Une expérience intérieure qui convoque l’amour et l’ivresse. L’expérience mystique est vécue comme expérience amoureuse, qui va entraîner l’ivresse. Ce qu’exprime la poésie mystique, c’est la soif de l’Autre, la soif de Dieu, que l’on éprouve absent, mais dont on a parfois goûté le parfum. Ce n’est pas une expérience intellectuelle abstraite, mais bien une expérience du désir, de l’amour que l’on éprouve dans tous ses sens, et qui amène un bouleversement intérieur comparé à une ivresse spirituelle.

Lire la poésie mystique. La mystique concerne le secret fondamental, celui de l’identité du Divin et de l’humain – Farid Ad-Din Attâr (v. 1140–v.1220), fondateur de la poésie mystique en langue persane, nous le rappelle : Dieu a dit « J’ai insufflé en lui de mon esprit ». Chacun porte en lui une étincelle divine, chacun peut faire cette expérience mystique, à condition de se donner la peine de pénétrer en soi-même.
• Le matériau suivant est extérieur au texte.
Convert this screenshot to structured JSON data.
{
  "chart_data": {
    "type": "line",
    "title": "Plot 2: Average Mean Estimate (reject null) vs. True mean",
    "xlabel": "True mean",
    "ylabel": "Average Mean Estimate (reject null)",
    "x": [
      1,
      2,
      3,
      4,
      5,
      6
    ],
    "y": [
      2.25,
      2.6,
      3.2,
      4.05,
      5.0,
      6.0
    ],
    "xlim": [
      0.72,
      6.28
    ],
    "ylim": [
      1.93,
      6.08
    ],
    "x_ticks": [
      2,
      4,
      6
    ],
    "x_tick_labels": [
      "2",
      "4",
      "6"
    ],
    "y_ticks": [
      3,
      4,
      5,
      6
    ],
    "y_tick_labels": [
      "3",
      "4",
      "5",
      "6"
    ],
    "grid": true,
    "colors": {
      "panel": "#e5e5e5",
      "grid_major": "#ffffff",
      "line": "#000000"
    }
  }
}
Une expérience dont le but est la connaissance, une connaissance de soi qui permette d’accéder à la connaissance du Divin. Ce qui se cherche dans la poésie mystique, c’est l’expérience d’une transformation intérieure. La lecture de la littérature mystique nous transforme, elle nous invite à entrer dans le mystère et dans la connaissance que délivre cette expérience. Mohamed Iqbal (1877-1938), disciple de Rûmî, renouvelle cette injonction au XXème siècle « transmue ta poignée de terre en or ».

« Celui qui ne peut chanter une poésie n’est pas un Iranien », dit un proverbe populaire, pour dire la vivacité, l’actualité de cet héritage, dans un pays où dans chaque maison, on trouve au moins un recueil de poésie du XIIIème siècle.  Nicolas Bouvier en témoigne dans L’usage du monde : « En Iran, l’emprise et la popularité d’une poésie assez hermétique et vieille de plus de cinq cents ans sont extraordinaires (…), et les mendiants de Tabriz savent par centaines ces vers de Hâfez ou de Nizhami qui parlent d’amour, de vin mystique, du soleil de mai dans les saules. Selon l’humeur, ils les scandaient ou les fredonnaient ; quand le froid pinçait trop fort, ils les murmuraient. Un récitant relatait l’autre ; ainsi jusqu’au lever du jour. » Aujourd’hui encore, émotion de se recueillir sur le mausolée de Hâfez (1325-1389) à Chiraz, parmi une foule de jeunes gens, pleurant le poète comme on pleurerait un ami disparu, ou récitant ses ghazals, poèmes à rime unique chantant l’ivresse du vin.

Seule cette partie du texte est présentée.